TBH I Cant believe these cars done come with coolers for DCT, I used the Pentosin Racing one as already blew a clutch seal with the crappy Nissan stuff.

Anyone regularly going on track needs a cooler IMO


----------



## dudersvr (May 7, 2003)

Cardiff R33 said:


> TBH I Cant believe these cars done come with coolers for DCT, I used the Pentosin Racing one as already blew a clutch seal with the crappy Nissan stuff.
> 
> Anyone regularly going on track needs a cooler IMO


They do come with a oil to water cooler dude, it heats the trans up and tries to cool it, the heating up works extremely well the cooling not so much !!!! Its using the engine coolant BTW. Nissan do not seem to acknowledge a problem hence Nismo say the diff needs cooler for track work as the diff also gets very hot apparently.


----------



## nick the tubman (Jun 28, 2006)

managed to get 9.5 ltrs in the gearbox... you put in 8.5, the run the car for a couple of minutes,, then top it up again.
the filter was spotless... very surprised. was expecting at least something to be on there..

both diffs done as well.

TBH, considering the amount of trackdays and trips across Europe etc, about 9,000mls in between changes, the oil in all 3, seemed to be in very good condition. still clear and smelt as new.

gone for the Motul Competition stuff this time 
its Blue in colour - not seen that before.

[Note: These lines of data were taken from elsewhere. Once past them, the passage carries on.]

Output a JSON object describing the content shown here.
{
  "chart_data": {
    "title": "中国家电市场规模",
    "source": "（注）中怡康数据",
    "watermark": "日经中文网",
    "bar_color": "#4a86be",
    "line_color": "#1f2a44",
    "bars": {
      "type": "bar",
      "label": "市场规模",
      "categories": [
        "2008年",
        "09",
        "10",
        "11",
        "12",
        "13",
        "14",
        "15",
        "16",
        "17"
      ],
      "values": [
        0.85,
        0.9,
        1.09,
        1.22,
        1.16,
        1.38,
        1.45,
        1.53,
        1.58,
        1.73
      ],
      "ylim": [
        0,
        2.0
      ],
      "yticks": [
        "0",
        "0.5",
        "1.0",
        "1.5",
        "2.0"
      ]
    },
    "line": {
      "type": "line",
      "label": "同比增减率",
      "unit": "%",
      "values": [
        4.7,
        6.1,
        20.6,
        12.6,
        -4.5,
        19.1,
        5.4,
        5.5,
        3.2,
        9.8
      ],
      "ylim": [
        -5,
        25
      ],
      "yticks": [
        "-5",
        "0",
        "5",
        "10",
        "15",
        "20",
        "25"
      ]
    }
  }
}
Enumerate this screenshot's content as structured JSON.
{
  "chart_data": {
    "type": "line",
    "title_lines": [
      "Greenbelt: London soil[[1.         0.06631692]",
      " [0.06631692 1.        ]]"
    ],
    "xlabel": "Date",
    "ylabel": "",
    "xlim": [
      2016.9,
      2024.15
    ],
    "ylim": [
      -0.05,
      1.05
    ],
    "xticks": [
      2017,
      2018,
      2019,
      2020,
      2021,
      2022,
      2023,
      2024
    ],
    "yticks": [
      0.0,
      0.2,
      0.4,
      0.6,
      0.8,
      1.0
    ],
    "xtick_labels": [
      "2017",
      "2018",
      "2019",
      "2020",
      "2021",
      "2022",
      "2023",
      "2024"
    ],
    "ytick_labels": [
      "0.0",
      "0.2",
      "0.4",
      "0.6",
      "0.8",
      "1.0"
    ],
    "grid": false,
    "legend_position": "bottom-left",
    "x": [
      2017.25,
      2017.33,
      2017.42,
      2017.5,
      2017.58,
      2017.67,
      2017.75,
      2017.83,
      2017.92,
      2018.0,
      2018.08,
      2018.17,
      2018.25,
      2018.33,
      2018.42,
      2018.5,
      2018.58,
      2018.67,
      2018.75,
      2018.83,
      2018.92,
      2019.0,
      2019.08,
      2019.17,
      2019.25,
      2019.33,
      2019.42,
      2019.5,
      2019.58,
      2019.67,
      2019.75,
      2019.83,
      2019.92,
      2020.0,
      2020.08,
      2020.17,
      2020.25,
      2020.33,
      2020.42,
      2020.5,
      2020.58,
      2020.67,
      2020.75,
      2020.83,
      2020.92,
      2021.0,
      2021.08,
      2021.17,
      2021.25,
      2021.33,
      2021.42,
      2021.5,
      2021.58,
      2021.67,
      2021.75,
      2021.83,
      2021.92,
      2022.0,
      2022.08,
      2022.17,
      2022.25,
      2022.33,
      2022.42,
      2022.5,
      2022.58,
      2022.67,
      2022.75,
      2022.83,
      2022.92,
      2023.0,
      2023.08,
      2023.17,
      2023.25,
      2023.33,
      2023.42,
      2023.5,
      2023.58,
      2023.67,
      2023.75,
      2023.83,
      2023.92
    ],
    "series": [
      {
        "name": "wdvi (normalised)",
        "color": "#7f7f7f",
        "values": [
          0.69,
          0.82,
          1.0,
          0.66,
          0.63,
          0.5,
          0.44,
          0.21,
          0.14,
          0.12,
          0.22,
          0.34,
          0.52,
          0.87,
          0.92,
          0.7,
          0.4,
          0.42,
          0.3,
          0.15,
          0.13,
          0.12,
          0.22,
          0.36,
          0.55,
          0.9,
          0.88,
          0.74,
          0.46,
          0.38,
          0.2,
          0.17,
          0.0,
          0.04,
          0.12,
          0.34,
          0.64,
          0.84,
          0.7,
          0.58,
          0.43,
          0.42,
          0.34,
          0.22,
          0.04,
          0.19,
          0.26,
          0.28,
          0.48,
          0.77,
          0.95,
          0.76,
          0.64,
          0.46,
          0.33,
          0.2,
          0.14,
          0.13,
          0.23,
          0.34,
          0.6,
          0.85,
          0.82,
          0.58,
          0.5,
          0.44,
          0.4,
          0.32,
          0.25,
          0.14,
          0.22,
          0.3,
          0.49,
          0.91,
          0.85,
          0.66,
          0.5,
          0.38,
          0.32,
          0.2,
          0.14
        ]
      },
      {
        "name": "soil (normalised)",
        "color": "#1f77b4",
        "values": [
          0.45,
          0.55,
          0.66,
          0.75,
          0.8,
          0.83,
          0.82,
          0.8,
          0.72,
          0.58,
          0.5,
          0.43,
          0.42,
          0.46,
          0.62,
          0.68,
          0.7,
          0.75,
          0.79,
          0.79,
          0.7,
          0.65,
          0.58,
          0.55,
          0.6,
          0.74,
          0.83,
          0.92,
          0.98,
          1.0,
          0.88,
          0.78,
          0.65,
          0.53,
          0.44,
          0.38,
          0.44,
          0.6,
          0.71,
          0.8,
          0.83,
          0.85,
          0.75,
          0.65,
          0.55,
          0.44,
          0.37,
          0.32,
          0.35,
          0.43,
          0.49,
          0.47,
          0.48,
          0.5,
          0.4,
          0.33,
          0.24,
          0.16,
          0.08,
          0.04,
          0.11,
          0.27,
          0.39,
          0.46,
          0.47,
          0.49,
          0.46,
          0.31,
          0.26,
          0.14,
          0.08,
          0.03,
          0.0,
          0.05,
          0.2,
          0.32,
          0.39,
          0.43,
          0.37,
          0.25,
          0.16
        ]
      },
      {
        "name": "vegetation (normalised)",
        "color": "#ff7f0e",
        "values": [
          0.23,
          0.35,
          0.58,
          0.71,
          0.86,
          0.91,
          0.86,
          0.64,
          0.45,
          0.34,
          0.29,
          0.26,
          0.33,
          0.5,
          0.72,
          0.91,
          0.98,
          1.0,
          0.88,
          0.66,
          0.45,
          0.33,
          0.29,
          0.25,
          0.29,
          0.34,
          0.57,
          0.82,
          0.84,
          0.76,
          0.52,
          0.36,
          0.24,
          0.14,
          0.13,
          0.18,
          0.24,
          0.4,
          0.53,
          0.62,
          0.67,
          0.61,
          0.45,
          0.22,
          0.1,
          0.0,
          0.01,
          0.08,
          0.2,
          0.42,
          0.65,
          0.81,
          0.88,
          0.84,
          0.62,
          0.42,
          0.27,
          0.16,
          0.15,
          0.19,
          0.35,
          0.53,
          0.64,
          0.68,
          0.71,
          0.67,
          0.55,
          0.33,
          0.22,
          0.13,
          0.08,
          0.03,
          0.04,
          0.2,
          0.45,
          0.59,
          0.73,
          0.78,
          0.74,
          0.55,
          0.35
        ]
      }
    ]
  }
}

I will let you know how it gets on temp wise compared to the standard stuff.


----------



## e36er (Jul 22, 2018)

dudersvr said:


> You left out one of the best and the cheapest
> Millers DCT oil


https://www.opieoils.co.uk/p-89662-millers-oils-millermatic-atf-dct-dsg.aspx

That stuff?


----------



## nick the tubman (Jun 28, 2006)

have to say since the oil changes, gearbox is smoother now, especially from cold.


----------



## WingedBeast1968 (Sep 18, 2009)

On the bottle of the Motul DCTF, it states it is the OEM fluid for the GR6. 
I’m sticking with that.


----------



## dudersvr (May 7, 2003)

WingedBeast1968 said:


> On the bottle of the Motul DCTF, it states it is the OEM fluid for the GR6.
> I’m sticking with that.


OEM fluid is not Motul, the nissan OEM is crap if you do track days as it degrades under heat. Motul, Pentosin, and Millers are all very good


----------



## nivek (Jun 23, 2019)

Amsoil DCT all the way


----------



## Juice (Jun 21, 2009)

Ordered 10litres of motul multi dctf
It***8217;s been in my car the last 12k miles and done me well so why change? It was also £121
Gone with the motul gear Competition lsd for the diffs too for £58 for 3 liters
Not bad prices


----------



## SPR-Moto (Feb 20, 2017)

Here's the link for the technical data sheet for Motul DCTF if anyone is interested:

https://d23zpyj32c5wn3.cloudfront.n...a_sheets/56703/Multi_DCTF_(GB).pdf?1559837795


----------



## nivek (Jun 23, 2019)

Hi, I recently upgraded from MY2015 to a stock MY2017 Prestige with 40K miles on the clock. I love the car. 
I'm gonna have my tanny flushed on friday and I bought 10L of Millers DCT. Anyone running this fluid in your GT-R?


----------



## Skint (Oct 11, 2014)

If you buy a 20ltr and split it with a pal or another forum member the millers could work out a very good price using the discount codes.


----------



## adz87kc (Jan 8, 2018)

nivek said:


> Hi, I recently upgraded from MY2015 to a stock MY2017 Prestige with 40K miles on the clock. I love the car.
> I'm gonna have my tanny flushed on friday and I bought 10L of Millers DCT. Anyone running this fluid in your GT-R?


Yeah I use Miller's in mine.
I didn't notice any difference between that and OEM, both seem to work fine.


----------



## nivek (Jun 23, 2019)

Fluid changed for Millers . Not sure what was in before but a huge difference now. Way smoother than before.


----------



## 4wdnoob (Sep 1, 2009)

Was talking to a BMW specialist yesterday when we took my mates M140 in for some bits n bat's yesterday, he uses Redline and Motul. 

Has anyone used any Redline products on the 35? 
I know that they are a bit more pricey But I also remember that the gearbox shockproof stuff was good on the older Skylines especially if track oriented. 

Was also talking to another mate about a video he watched showing why cheap oil breaks down so quickly - alas he can't find the link.


----------